Tax Planning and Additional Withdrawals from Registered Accounts
by Jim Steel, CFA, CFP
When the holder of a registered account (RRSP, RRIF, LIF, LIRA, etc.) dies, the assets can usually be transferred to the surviving spouse without any tax implications. However, when the final holder of a registered account dies, the assets in the account will be taxed in the year of death as if all the income were received in that one year. If the registered plan is sufficiently large, or if the estate has other income, this could lead to the registered account assets being taxed at the highest combined federal and provincial marginal rates. In Ontario, the highest combined federal and provincial tax rate is 53.5%. This may result in a tax payment of more than half the value of the registered account.
When the holder of a registered account turns 72, they will be forced to make annual withdrawals from their account. If the registered account is large, these forced payments could lead to very high rates of tax owed.

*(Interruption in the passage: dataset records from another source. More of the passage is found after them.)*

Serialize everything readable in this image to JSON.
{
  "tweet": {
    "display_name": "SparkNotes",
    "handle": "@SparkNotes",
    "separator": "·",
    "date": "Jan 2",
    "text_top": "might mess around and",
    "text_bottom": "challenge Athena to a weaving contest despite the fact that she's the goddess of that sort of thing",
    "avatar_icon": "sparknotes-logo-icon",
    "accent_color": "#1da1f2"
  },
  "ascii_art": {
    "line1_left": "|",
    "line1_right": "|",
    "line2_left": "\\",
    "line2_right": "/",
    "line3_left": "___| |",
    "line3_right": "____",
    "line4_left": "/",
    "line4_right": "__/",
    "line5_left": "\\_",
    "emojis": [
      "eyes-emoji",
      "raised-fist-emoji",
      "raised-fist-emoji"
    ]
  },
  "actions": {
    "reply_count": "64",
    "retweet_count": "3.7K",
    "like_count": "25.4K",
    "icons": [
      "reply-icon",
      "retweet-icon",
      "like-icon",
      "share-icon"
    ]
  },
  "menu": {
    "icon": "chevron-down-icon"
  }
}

It could also lead to a claw back of Old Age Security (OAS) benefit.
Holders of registered accounts should reduce the value of their accounts while they are in a lower tax rate (and still living) by making larger than required withdrawals each year.
Two things to watch for when doing this:
- Holders of registered accounts should make sure they do not put themselves into a situation where the taxes paid on these withdrawals is greater than the average tax rate at death.
- Holders of registered accounts should make sure they do not cause the claw back of OAS. In tax year 2019, this begins gradually when net taxable income reaches $77,580. After this, OAS is clawed back by the rate of 15% of benefits received above $77,580. For example, an additional $10,000 in income above $77,580 will lead to 15% of $10,000, or $1,500 in OAS claw back. By the time net income reaches $126,058, the OAS would be fully clawed back.
Keep in mind that once a holder of a registered account takes money from an account, they will need to pay tax on the earnings generated each year. This means the benefit of tax-deferred compounding within the RRSP is lost. However, this can be mitigated by investing this money in securities such as ETFs or index-style mutual funds (e.g. Dimension Fund Advisor funds). These types of securities typically defer a large portion of their capital gains into the future (similar to a registered account). When these securities are eventually sold, only 50% of the gains are taxable. Had these been left in the registered account, 100% would be taxable upon withdrawal. Also, these types of securities pay dividends each year. Dividends from Canadian corporations usually benefit from the dividend tax credit – which may mean even less tax to pay. In addition, if the individual has any unused TFSA contribution room these withdrawals can be sheltered (up to the contribution limit) inside a TFSA account. Then, when a withdrawal is made from the TFSA account, there are no taxes to pay.
Taxes can be complicated. Always check with a tax professional before making any final decisions.